LiDAR is an interesting technology because it does not detect identifying features, hence it is far better for privacy concerns. To explore this technology and its viability for people detection, I got my hands on an RPLiDAR A1 and used it to build Sentinel.
Architecture
Sentinel has three main parts: the LiDAR sensing perception pipeline, the ML training pipeline, and the web tool for visualization and control. The tech stack is mixed mostly between Python and TypeScript: the detection code and model live in Python, and the UI lives in a Next.js app.
Hardware Setup
The RPLidar A1 is a cheap 360° laser that connects via USB. It spins 5-10 times per second and measures distances at different angles. The laser can see up to 12 meters away, but for this project I limited the range to 4 meters to focus on nearby people and reduce wall reflections.
Perception Pipeline

The perception pipeline runs continuously 5-10 times per second. It's purpose is to detect points in the LiDAR scan and cluster them into objects. The PersonDetector class wraps the entire pipeline and maintains its state between frames. Each laser scan is converted from polar coordinates to cartesian, then DBSCAN clusters nearby points into objects.
Feature Extraction & Classification
After clustering, each cluster is converted into a feature vector. The user is then required to label the cluster as a person or furniture through the web interface. This is used to train a Random Forest classifier, which was chosen because it's fast on CPU and handles the feature set well.

Tracking
Once people are detected, the tracker maintains consistent IDs across frames. It matches new detections to people from the previous frame, marks unmatched people as missing, and removes them after 5 frames (~1 second). New unmatched detections receive new IDs.

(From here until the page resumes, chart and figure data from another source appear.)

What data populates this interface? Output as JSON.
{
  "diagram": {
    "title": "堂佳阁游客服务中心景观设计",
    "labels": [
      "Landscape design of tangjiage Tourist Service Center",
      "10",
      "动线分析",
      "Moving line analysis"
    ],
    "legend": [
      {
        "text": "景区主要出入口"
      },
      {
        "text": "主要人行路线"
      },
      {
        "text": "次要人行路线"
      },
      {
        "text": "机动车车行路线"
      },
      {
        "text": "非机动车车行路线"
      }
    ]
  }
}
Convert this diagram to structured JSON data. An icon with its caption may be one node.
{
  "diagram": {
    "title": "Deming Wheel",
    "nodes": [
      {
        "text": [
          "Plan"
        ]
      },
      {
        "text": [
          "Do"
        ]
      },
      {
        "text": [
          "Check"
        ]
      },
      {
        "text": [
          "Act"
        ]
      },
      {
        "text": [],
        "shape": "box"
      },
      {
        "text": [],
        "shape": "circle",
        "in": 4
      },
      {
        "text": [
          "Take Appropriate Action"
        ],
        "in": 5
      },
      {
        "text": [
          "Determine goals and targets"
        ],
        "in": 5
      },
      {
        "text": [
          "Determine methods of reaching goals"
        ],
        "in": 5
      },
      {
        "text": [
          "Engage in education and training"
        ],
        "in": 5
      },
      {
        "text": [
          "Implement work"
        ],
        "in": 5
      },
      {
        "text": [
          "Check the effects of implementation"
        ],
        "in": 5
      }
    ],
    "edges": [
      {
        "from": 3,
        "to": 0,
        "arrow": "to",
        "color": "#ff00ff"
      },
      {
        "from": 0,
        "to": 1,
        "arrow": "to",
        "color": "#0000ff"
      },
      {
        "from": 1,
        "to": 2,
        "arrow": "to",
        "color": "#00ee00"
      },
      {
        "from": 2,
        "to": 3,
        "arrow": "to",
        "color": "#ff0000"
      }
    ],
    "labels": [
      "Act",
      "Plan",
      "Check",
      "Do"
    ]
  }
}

The web dashboard provides real-time visualization and debugging. It's built with Flask + Socket.IO on the backend and Next.js on the frontend. The frontend renders a live point cloud visualization with color-coded clusters (green = person, red = not-person) and per-person info cards showing ID, distance, confidence, and point count.
Results and Takeaways
Sentinel was an interesting proof of concept for a simple person detection system using LiDAR technology. Though the system was able to successfully detect people in a variety of scenarios, it was limited a lot by the hardware constraints of the RPLidar A1. Nonetheless, the system showed the viability of LiDAR for this use case, and it prepares a foundation for future work with more advanced 3D LiDAR sensors.